When we moved here to Brooks, one thing I was excited about was the location of our rental. It overlooked the biggest of the town’s manmade lakes; very picturesque, and it has a well maintained paved path going all around. It’s about 2.5 km, with a nice play structure 1/3 of the way around. In the winter, near that park, the city ploughs out a rink on the ice. And there’s a cute little light house shaped pump house jutting into the lake on a rock peninsula. I envisioned our family would make regular use of this beautiful path! And I mean we did…we did. But maybe a dozen times a year–not every few days like I’d imagined!

Definitely part of the problem was that for half our tenancy I was pregnant with my last child, and the old sciatic nerve problem was going out with a flourish–starting earlier than ever before and progressing worse than ever before, rendering me barely capable of getting to the couch without discomfort by the end.
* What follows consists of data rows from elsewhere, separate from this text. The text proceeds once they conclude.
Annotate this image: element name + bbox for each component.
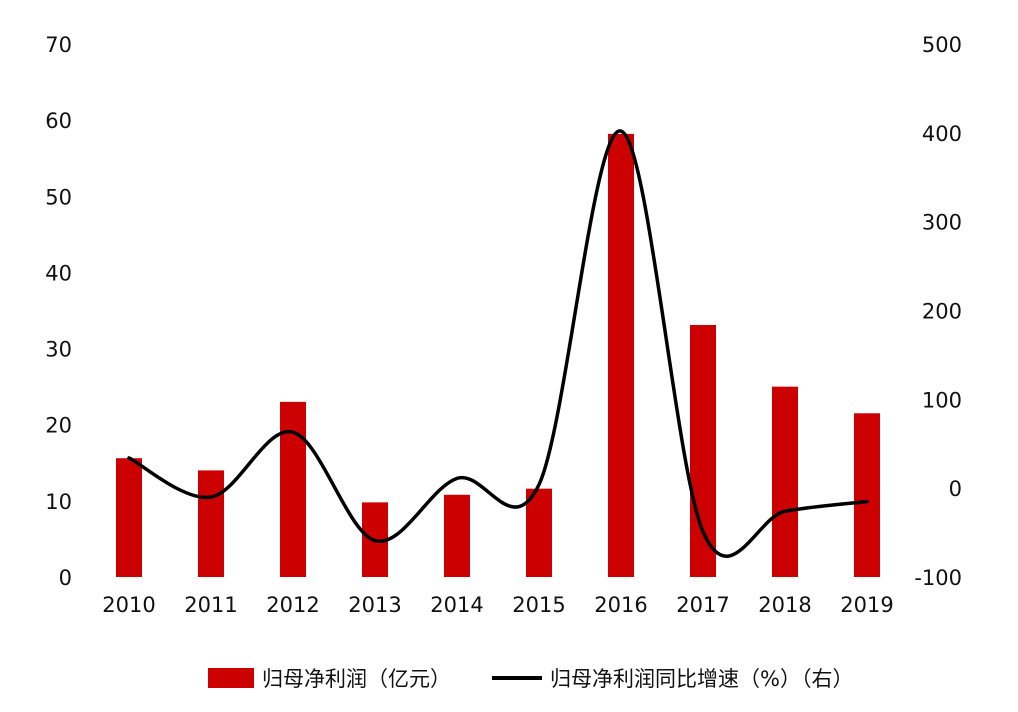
right-axis-ticks: -100 0 100 200 300 400 500 (914, 33, 962, 590)
right-tick-label: 300 (922, 211, 962, 235)
bar (198, 470, 224, 577)
bar (772, 386, 798, 577)
left-tick-label: 20 (45, 414, 72, 438)
right-tick-label: 200 (922, 300, 962, 324)
bar (854, 413, 880, 577)
bar (116, 458, 142, 577)
right-tick-label: -100 (914, 566, 962, 590)
x-tick-label: 2017 (676, 593, 729, 617)
bar (526, 488, 552, 577)
growth-line (127, 129, 869, 558)
left-tick-label: 10 (45, 490, 72, 514)
left-axis-ticks: 0 10 20 30 40 50 60 70 (45, 33, 72, 590)
x-tick-label: 2016 (594, 593, 647, 617)
x-tick-label: 2010 (102, 593, 155, 617)
left-tick-label: 30 (45, 338, 72, 362)
bar (444, 494, 470, 577)
right-tick-label: 500 (922, 33, 962, 57)
legend: 归母净利润（亿元） 归母净利润同比增速（%）（右） (208, 667, 853, 691)
x-tick-label: 2018 (758, 593, 811, 617)
right-tick-label: 100 (922, 388, 962, 412)
bar (608, 133, 634, 577)
line-series (127, 129, 869, 558)
legend-swatch-bar (208, 668, 254, 688)
x-tick-label: 2011 (184, 593, 237, 617)
x-tick-label: 2014 (430, 593, 483, 617)
right-tick-label: 400 (922, 122, 962, 146)
legend-label-line: 归母净利润同比增速（%）（右） (550, 667, 853, 691)
left-tick-label: 40 (45, 261, 72, 285)
right-tick-label: 0 (949, 477, 962, 501)
x-tick-label: 2015 (512, 593, 565, 617)
left-tick-label: 70 (45, 33, 72, 57)
bar-series (116, 133, 880, 577)
left-tick-label: 0 (59, 566, 72, 590)
bar (280, 401, 306, 577)
x-tick-label: 2013 (348, 593, 401, 617)
bar (690, 324, 716, 577)
left-tick-label: 60 (45, 109, 72, 133)
x-tick-label: 2012 (266, 593, 319, 617)
x-tick-label: 2019 (840, 593, 893, 617)
legend-label-bar: 归母净利润（亿元） (262, 667, 451, 691)
left-tick-label: 50 (45, 185, 72, 209)
x-axis-ticks: 2010 2011 2012 2013 2014 2015 2016 2017 2018 2019 (102, 593, 893, 617)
One time I actually asked some friends to mop my floor.

We didn’t do a lot of lake walking.

But being honest, part of the problem was also that it always felt like a huge ordeal getting everyone out the door, supplied with their various mobility devices, and to our destination. E complained a lot–she didn’t want to scooter; she was tired of walking; her bike didn’t work properly; couldn’t she stay home and play minecraft. Or L would get tired of his scooter after two minutes and I’d have to carry it; or F would vacillate between wanting to walk and wanting to ride his run bike off the road. Usually there was some sort of exchange between myself and E that went along the lines of, “Your attitude sucks. Just go home then if you’re going to be a crab.” THIS IS SUPPOSED TO BE FUN!!!

G was good. G is always good.

So here’s the crazy bit: when we moved this spring, one thing that made me hesitant and a little sad was the idea of no longer having the absolute luxury of living next to this incredible family exercise opportunity. But as it turns out, we have walked WAY more in the past two months than I did the entirety of last summer. We’re in a super walkable area and we take advantage–we walk to the library; the leisure centre; church; playgroup; parks; downtown! At least twice a week we have somewhere to walk to–usually more. And craziest of all: NO ONE COMPLAINS! Suddenly L has learned how to ride a freaking scooter properly. F just sits happily on the front of the stroller. G is…still good. And miraculously, E has nothing–nothing–NOTHING. To complain about.


Here’s what I realized: there’s an important distinction between these two scenarios. Have you guessed it? (Spoiler alert) Here it is: BEFORE we were walking for the fun (“fun”) of walking. NOW we walk to get somewhere. Yeah there was a park. But I mean we also had a super fun yard. So the park wasn’t a great incentive. It was more a consolation–I just could never admit that to myself. I genuinely believed that it was E’s personality to complain about literally everything. Turns out, it’s more accurately her personality to resist pointless activities. Hmm…sound like someone I know? Someone…who cannot stand inefficiency? Who goes crazy over waste?

(It’s me. I’m talking about me)

Yeah. My kids love walking now. They have zero problem using their muscles to get from point A to point B. They just did not love using their muscles to take a very convoluted route from point A back to point A again.

Not that walking can’t be fun for its own sake. But it wasn’t all that fun for my kids, and when I inadvertently was forced to respect that, life suddenly became smoother, everyone was happier, and everything worked itself out.

You see where I’m going with this? Let me spell it out: hashtag unschooling. BOOM.